Monday 8
General Philosophy of Science B (submitted papers)

› 12:30 - 13:00 (30min)
› 007
Regulation: Integrating Concept or Epistemological Red Herring?
Kevin Amidon  1@  
1 : Iowa State University

Kevin S. Amidon

Iowa State University

For some time, I have been studying four areas: the history of biology; the relationship between scientific practice and government policy in the sphere of pharmaceuticals; the history of early forms of government regulation, for example of transportation; and the intellectual foundations of sustainability thought. All of these spheres share the word “regulation” to indicate significant processes of mediation and modulation, in many cases based on some set of quasi-scientific arguments. In biology, “regulation” has been deployed conceptually since at least the early twentieth century to describe systems that appear to operate as feedback mechanisms. In many branches of public policy, the concept similarly emerged in the nineteenth century to describe processes of management and oversight of economic activity based on law but carried out through executive prerogative. Since ca. 1970, environmental policy has grown rapidly into a significant and controversial sphere of government-industry mediation – and arguments about the stability and sustainability of (biologically related) ‘regulatory' processes in the natural world have become a substantial part of ‘regulatory' processes in public policy.
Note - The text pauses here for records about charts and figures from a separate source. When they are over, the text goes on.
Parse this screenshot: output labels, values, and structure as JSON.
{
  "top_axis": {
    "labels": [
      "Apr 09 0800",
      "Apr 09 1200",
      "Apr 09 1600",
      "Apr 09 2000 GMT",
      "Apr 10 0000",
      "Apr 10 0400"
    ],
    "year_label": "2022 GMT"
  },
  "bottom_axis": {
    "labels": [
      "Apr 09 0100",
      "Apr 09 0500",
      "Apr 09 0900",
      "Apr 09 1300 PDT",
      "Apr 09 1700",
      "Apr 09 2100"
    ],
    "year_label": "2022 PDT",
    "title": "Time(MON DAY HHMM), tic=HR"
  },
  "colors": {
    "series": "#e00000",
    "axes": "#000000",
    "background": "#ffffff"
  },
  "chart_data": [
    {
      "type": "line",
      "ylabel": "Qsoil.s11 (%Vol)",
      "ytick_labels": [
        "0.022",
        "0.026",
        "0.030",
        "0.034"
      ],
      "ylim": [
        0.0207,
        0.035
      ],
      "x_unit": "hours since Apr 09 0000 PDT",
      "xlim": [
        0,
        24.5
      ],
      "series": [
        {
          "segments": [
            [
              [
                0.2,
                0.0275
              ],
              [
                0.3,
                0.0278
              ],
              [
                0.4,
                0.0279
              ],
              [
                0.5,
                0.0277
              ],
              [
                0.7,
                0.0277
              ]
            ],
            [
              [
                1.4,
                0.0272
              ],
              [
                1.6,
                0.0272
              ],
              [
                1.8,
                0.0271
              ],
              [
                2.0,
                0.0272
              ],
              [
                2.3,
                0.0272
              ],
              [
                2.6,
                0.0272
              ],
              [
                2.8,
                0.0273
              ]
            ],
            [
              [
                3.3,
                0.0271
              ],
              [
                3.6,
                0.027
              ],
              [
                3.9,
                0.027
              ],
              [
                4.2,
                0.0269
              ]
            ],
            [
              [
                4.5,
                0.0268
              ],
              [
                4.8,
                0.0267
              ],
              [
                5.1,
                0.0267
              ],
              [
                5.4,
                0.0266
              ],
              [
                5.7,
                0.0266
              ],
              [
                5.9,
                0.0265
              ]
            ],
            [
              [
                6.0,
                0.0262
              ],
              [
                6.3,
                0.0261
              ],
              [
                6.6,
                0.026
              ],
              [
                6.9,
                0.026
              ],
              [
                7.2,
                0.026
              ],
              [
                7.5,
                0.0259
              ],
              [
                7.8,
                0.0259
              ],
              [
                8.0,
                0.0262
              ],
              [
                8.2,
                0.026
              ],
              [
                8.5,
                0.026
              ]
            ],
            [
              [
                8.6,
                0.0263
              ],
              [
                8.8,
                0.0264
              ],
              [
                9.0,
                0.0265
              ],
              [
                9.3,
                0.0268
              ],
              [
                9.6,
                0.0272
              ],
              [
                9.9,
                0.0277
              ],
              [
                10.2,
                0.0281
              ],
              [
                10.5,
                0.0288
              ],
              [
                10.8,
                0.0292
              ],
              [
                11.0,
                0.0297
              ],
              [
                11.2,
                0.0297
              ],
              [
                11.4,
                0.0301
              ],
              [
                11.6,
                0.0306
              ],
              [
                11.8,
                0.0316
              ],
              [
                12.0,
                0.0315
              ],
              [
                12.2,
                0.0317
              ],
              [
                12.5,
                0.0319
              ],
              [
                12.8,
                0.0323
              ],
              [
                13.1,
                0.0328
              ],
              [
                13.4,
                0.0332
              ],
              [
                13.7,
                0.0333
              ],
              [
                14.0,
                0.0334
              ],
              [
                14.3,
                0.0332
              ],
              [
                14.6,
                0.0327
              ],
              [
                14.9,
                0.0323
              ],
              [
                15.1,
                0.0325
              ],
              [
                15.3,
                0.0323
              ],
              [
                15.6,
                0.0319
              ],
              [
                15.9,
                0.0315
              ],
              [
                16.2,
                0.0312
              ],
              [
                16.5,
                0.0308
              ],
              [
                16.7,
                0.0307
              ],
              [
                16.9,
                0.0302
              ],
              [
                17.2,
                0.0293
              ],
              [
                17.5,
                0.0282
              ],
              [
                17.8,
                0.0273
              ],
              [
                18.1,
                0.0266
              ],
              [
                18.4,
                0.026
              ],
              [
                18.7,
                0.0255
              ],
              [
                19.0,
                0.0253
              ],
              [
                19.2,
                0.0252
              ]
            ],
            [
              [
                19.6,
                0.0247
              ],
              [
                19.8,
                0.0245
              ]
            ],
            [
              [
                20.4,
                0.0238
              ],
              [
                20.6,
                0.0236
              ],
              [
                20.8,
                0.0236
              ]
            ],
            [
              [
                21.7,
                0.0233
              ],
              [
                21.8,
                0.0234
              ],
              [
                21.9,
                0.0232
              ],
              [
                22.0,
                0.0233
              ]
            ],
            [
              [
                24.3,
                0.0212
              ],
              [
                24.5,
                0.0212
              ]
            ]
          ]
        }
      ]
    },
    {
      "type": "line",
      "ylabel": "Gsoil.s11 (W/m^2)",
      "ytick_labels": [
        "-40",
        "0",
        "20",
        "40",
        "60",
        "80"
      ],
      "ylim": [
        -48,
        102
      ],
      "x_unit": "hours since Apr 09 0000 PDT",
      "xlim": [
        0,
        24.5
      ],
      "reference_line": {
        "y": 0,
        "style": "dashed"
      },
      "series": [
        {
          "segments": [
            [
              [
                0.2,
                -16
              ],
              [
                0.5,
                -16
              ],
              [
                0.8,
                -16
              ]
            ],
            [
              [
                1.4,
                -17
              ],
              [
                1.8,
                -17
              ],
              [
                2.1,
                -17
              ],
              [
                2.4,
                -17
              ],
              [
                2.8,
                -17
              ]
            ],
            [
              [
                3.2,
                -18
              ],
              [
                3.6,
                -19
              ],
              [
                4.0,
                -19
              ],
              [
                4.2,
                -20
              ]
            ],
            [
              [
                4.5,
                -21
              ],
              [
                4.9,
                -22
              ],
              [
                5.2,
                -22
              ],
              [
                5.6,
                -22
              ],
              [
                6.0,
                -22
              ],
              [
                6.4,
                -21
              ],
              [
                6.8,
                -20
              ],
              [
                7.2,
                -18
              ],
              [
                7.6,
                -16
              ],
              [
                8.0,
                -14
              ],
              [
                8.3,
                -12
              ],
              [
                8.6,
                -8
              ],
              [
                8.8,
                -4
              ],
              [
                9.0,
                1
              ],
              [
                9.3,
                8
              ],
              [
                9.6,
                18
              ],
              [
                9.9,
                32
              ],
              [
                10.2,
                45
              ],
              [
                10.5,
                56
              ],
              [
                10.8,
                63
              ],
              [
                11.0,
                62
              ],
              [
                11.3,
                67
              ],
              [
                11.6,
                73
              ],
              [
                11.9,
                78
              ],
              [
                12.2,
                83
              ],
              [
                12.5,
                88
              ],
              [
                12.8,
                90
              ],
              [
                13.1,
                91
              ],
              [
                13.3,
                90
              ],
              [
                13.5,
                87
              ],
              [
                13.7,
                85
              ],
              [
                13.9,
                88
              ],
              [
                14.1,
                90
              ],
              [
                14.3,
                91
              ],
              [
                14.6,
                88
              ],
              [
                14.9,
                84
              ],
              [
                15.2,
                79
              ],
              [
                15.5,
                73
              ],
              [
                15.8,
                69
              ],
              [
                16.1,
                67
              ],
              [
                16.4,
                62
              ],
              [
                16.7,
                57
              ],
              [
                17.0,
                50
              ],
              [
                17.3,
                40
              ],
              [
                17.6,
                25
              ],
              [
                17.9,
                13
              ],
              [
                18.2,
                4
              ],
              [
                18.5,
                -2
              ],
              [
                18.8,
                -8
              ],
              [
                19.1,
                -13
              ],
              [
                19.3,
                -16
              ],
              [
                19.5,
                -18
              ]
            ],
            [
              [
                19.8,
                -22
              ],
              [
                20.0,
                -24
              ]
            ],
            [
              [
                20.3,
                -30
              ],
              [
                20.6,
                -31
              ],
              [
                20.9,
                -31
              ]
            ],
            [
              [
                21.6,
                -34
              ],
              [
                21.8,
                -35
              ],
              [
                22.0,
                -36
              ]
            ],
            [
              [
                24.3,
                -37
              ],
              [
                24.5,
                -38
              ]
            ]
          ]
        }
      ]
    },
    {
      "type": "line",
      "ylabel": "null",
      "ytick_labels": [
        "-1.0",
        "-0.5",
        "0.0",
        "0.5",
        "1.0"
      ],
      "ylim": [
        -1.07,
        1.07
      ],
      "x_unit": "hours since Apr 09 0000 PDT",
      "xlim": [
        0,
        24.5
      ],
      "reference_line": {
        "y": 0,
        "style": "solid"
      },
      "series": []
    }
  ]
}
Where this terminological overlap becomes more than an analogy, I propose, is in its epistemological stakes. ‘Regulation' and ‘control' often appear as (often misplaced and misleading) synonyms in both biology and public policy. This affinity indicates that a hierarchy of causes and effects appears to operate in the systems. I suggest that the troublesome element in any making-equivalent of regulation and control is that it hides the sources of interventions in and perturbations to those systems.